Half the World

“You surely taught my tent a lesson,” came Thorn’s voice.

 

He could hardly see any sign of her. Maybe a little crescent of light on her shoulder as she propped herself on one elbow. A gleam at the corners of her eyes. A glint of gold in her hair.

 

“You’re going to fight him, then?” he said.

 

“I reckon.”

 

“Grom-gil-Gorm.”

 

“Unless he’s so scared he decides not to turn up.”

 

“The Breaker of Swords. The Maker of Orphans.” The names dropped dead in the darkness. Names great warriors quailed at. Names mothers scared their children with. “How many duels has he fought?”

 

“They say a score.”

 

“How many have you?”

 

“You know how many, Brand.”

 

“None.”

 

“It’s around that number.”

 

“How many men has he killed?”

 

“Pits full of them.” Her voice was getting hard, now, a fiery glow under the blanket from her elf-bangle. “More than any man around the Shattered Sea, maybe.”

 

“How many pommels on that chain of his? A hundred? Two?”

 

“And my father’s is one of them.”

 

“You looking to follow in his footsteps?”

 

That glow grew brighter, showing him the lines of her scowl. “Since you ask, I’m hoping to kill the big bastard and leave his corpse for the crows.”

 

Silence between them, and someone passed outside with a torch, orange flaring across the side of Thorn’s face, the star-shaped scar on her cheek. Brand knelt, level with her. “We could just go.”

 

“No, we can’t.”

 

“Father Yarvi, he twisted you into this. A trick, a gamble, like that poisoner in Yaletoft. This is all his plan—”

 

“What if it is? I’m not a child, Brand, my eyes were open. I swore an oath to him and another to the queen and I knew what they meant. I knew I might have to fight for her. I knew I might have to die for her.”

 

“If we took horses we could be ten miles off by dawn.”

 

She kicked angrily at the blanket and lay back, hands over her face. “We’re not running, Brand. Neither one of us. I told Gorm his death comes. Be a bit of a let-down for everyone if I never even arrived, wouldn’t it?”

 

“We could go south to Throvenland, join a crew and go down the Divine. On to the First of Cities. Vialine would give us a place. For the gods’ sake, Thorn, he’s the Breaker of Swords—”

 

“Brand, stop!” she snarled, so suddenly that he jerked back. “You think I don’t know all this? You think my head isn’t buzzing with it already like a nest of bloody wasps? You think I don’t know everyone in our camp is working at the same sums and coming to the same answer?” She leaned farther forward, eyes gleaming. “I’ll tell you what you could do for me, Brand. You could be the one man in fifty miles who thinks I can win. Or at least pretends I can. This isn’t your choice, it’s mine, and I’ve made it. Your choice is to be my shoulder-man or go.”

 

He knelt there naked, blinking for a moment as if he’d been slapped. Then he took a long, shuddering breath, and blew it out. “I’ll always be your shoulder-man. Always.”

 

“I know you will. But I’m meant to be the one terrified.”

 

“I’m sorry.” He reached out, touched her face in the darkness and she pressed her cheek into his hand. “It’s just … It took us a long time getting here.
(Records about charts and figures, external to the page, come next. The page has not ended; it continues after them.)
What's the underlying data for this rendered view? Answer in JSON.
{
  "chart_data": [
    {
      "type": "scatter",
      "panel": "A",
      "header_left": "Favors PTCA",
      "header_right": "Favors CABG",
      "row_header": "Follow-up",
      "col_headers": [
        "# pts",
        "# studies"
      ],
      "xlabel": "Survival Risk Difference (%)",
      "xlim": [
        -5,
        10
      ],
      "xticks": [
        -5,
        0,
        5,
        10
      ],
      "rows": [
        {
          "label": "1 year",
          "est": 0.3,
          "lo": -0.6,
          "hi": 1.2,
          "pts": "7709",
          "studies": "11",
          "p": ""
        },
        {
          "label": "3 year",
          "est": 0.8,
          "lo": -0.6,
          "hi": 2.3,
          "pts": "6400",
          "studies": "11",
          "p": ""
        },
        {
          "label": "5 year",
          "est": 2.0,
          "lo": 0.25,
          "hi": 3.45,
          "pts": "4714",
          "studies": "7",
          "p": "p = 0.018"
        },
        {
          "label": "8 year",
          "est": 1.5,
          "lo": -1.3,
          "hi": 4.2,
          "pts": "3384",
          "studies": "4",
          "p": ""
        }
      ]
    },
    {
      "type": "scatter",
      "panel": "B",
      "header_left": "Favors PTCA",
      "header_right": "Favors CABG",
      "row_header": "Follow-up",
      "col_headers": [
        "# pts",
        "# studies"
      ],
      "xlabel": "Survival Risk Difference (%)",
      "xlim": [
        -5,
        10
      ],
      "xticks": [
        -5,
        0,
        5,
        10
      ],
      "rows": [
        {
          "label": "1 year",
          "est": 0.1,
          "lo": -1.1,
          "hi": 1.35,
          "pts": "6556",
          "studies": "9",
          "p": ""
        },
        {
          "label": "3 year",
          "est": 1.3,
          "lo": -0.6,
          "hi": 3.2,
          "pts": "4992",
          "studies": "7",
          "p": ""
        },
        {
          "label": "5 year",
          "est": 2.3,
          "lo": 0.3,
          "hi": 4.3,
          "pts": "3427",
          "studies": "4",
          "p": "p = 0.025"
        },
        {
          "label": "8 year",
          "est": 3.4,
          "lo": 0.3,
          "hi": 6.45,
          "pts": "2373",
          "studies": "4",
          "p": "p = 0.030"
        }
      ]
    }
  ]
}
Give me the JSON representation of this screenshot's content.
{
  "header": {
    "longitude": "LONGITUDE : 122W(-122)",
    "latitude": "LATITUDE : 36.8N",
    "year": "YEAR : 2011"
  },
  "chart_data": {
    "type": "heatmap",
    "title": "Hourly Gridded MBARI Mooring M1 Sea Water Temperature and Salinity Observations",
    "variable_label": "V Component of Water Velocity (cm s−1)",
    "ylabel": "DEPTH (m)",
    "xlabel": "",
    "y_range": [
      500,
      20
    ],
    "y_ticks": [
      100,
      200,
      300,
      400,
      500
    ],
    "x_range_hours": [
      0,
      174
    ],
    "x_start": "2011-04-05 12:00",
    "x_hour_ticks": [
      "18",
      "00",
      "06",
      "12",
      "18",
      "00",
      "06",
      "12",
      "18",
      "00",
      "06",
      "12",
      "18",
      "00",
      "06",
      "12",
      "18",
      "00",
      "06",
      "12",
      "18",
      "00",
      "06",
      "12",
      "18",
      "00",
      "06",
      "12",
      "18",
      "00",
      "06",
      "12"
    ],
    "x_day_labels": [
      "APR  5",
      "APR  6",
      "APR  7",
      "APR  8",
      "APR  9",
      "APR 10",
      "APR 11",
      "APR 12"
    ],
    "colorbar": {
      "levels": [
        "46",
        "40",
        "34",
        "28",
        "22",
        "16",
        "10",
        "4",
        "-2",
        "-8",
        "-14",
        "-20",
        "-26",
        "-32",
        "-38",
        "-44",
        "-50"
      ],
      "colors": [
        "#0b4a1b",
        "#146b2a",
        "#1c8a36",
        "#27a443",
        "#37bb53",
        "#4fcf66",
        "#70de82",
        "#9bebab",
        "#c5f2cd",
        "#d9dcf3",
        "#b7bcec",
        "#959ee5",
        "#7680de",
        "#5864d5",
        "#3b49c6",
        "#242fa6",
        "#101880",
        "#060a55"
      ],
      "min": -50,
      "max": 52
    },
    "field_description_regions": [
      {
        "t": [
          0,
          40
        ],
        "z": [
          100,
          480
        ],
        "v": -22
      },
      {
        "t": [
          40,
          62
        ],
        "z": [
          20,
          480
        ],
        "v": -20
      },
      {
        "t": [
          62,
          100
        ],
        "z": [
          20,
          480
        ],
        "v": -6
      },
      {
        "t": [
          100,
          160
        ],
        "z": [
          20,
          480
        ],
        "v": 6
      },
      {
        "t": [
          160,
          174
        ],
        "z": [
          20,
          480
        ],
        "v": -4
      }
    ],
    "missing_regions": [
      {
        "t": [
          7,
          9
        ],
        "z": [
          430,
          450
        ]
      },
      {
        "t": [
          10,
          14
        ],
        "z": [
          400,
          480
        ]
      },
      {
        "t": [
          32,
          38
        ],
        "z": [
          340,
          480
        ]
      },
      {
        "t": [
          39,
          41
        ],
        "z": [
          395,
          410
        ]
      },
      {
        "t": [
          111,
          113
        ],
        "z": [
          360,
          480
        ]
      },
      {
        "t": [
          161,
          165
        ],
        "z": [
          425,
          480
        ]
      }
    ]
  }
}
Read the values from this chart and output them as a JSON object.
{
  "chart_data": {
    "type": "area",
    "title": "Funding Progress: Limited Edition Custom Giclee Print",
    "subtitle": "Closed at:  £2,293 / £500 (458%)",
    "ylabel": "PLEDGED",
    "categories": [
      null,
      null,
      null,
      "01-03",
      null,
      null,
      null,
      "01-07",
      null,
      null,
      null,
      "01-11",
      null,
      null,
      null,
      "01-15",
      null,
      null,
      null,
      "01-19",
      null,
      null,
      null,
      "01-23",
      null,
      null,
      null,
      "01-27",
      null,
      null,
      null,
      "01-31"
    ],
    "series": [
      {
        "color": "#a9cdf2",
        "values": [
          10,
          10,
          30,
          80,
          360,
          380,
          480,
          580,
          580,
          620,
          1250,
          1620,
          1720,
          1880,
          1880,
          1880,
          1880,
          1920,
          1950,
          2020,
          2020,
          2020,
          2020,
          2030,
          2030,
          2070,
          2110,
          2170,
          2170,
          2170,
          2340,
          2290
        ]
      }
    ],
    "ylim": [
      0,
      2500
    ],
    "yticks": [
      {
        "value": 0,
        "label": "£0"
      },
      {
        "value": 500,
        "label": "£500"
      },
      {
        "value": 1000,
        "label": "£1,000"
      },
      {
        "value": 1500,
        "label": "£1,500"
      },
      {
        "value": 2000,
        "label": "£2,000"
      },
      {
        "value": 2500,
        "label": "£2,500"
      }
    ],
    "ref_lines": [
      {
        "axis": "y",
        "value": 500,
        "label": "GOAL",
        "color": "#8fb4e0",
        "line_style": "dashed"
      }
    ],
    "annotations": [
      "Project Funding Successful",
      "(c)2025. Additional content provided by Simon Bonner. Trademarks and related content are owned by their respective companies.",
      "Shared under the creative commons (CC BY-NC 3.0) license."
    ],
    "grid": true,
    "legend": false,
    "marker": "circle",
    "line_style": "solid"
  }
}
I don’t want to lose you.”

 

“I don’t want to be lost. But you know I was born to do this.”

 

“If anyone can beat him, you can.” He wished he believed it.

 

“I know. But I might not have much time left.” She took his wrist, and dragged him into the bed. “I don’t want to spend it talking.”

 

BRAND SAT WITH THORN’S sword across his knees and polished it.

 

He’d polished it plain hilt to bright point a dozen times already. As the stars were snuffed out, and the sky brightened, and Mother Sun showed herself behind Amon’s Tooth. The steel couldn’t be any cleaner, the edge any keener. But still he scrubbed, muttering prayers to Mother War. Or the same prayer, over and over.

 

“… let her live, let her live, let her live …”

 

You want a thing when you can’t have it. When you get it you suddenly sprout doubts. Then when you think you might lose it you find you need it worse than ever.

 

Father Yarvi was muttering some prayers of his own while he tended to a pot over the fire, from time to time tossing a few dried leaves from one pouch or another into a brew that smelled like feet.

 

“You could probably stop polishing,” he said.